Penelope Cruz, who has always looked more comfortable in Spanish than Hollywood films, is terrific as Lena, offering a more nuanced performance than the one that accorded her the Oscar in Woody Allen’s romantic comedy, “Vicky Cristina Barcelona,” in which she plays the crazy former wife of Javier Bardem!  (The two are now a couple in real-life, raising their child). “Broken Embraces” suffers considerably from the disappearance of Cruz three quarters into the film, and her riveting presence, as a femme fatale juggling lovers and guises, is very much missed.

 

“Broken Embraces” is so rigorous in its aesthetic strategy that it’s easy to disregard its narrative shortcomings and succumb to the flow of strikingly artful images.  However, formal style aside, “Broken Embraces“ is cold and detached, in sharp contrast to the effortless warmth and emotional depth of Amodovar’s previous features, “Talk to Her” and “Volver.” One of Almodóvar’s most inward-looking film, “Broken Embraces,” he has said, is rooted in the migraines that began afflicting him in recent years.
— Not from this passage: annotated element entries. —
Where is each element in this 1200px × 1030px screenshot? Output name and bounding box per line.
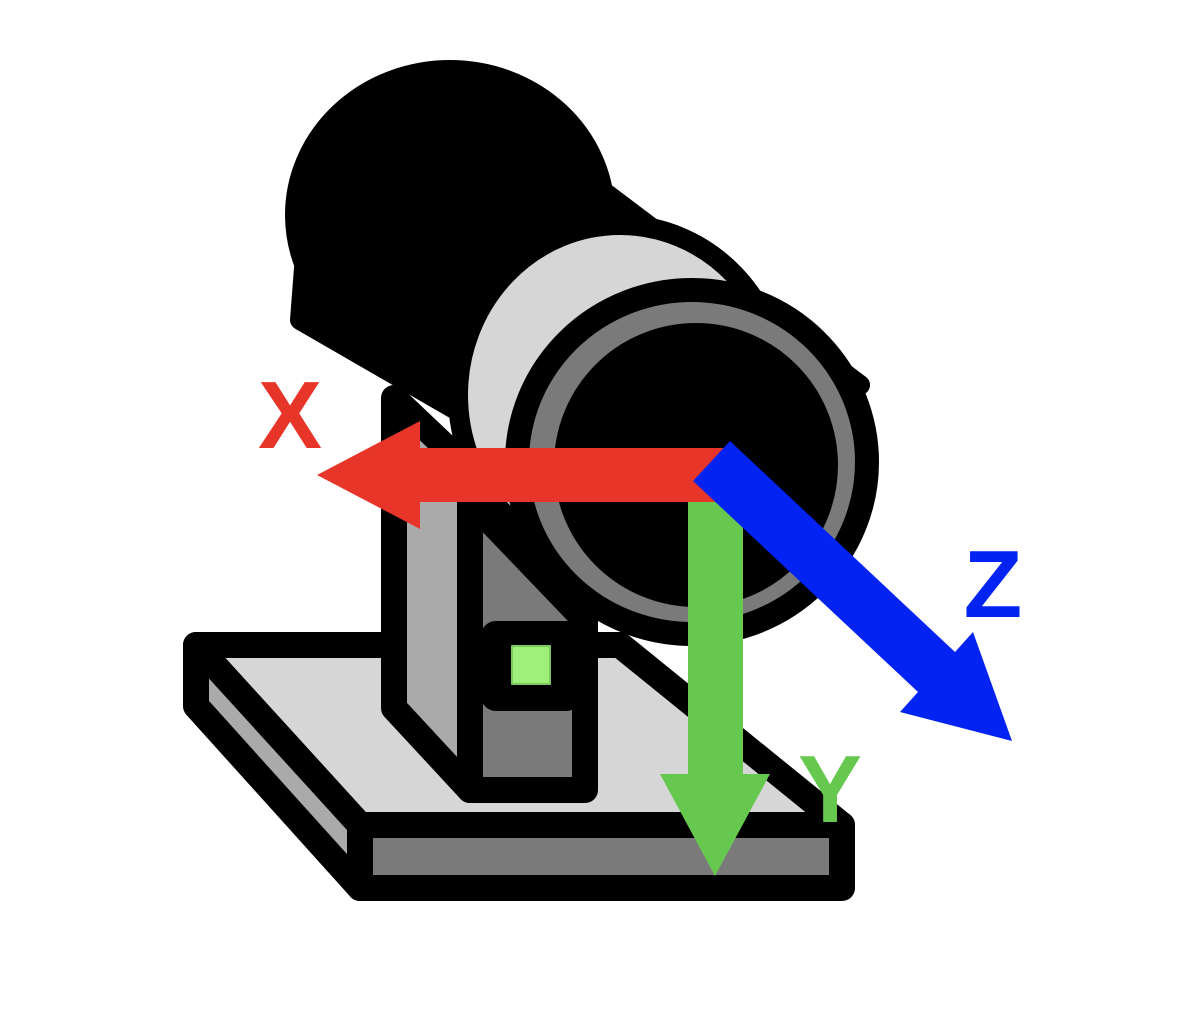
coordinate-axes: X Y Z — [258, 362, 1022, 876]
z-axis-arrow — [693, 441, 1012, 741]
status-light — [511, 645, 551, 685]
base-plate-front — [347, 812, 855, 901]
y-axis-arrow — [660, 490, 770, 876]
x-axis-arrow — [317, 421, 730, 529]
z-axis-label: Z — [964, 531, 1023, 638]
x-axis-label: X — [258, 362, 322, 469]
y-axis-label: Y — [798, 736, 862, 843]
camera-stand — [381, 385, 598, 803]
While recovering from them in a darkened room, he conjured the character of a blind filmmaker, reflecting his (and many other directors’) nightmare of losing their vision.  In “Broken Embraces,” Almodovar,” the middle-aged director takes stock, exploring his roots as well as imagining his future.  But for all its dark tragedy, “Broken Embraces” is ultimately an optimistic film.  In the end, the disabled Mateo/Harry continues to work, determined to (re)embrace life.  In one of the film’s most moving scenes, he answers to his Caine identity for the first time in a surreal Felliniesque scene, set on the beach surrounded by kites, surfers, lovers, children and dogs.

 

No Almodovar film is complete without personal confessions, revelations of secrets, and acts of redemption.  Taking revenge on Mateo, who has run away with his wife, the producer Martel cuts the footage of his film senselessly and mercilessly.  Upon release, the film is predictably panned by the critics and proves to be a flop, a fact learned about from newspaper clips that Mateo and Lena read during their vacation.  But perhaps reflecting Almodovar’s wish fulfillment as a director, the last word belongs to the auteur.  Knowing his love for this particular movie and his devotion to his work, Judith had secretly kept a copy of the assemblage with all the takes, which she now gladly hands over to Mateo.  “Broken Embraces” is a film where pleasure emerges out of darkness, where light needs to struggle before conquering the shadows.  At the end, the newly-formed social and professional family, composed of Mateo, Judith and Diego, sets out to work on a new version, which is faithful to the director’s original vision, resulting in a satisfying movie. After two hours of a relentlessly bleak melodrama, Almodovar lifts his viewers’ spirits by making them realize that, no matter how bad things are in the present, there’s always something to enjoy in the present and anticipate for the future.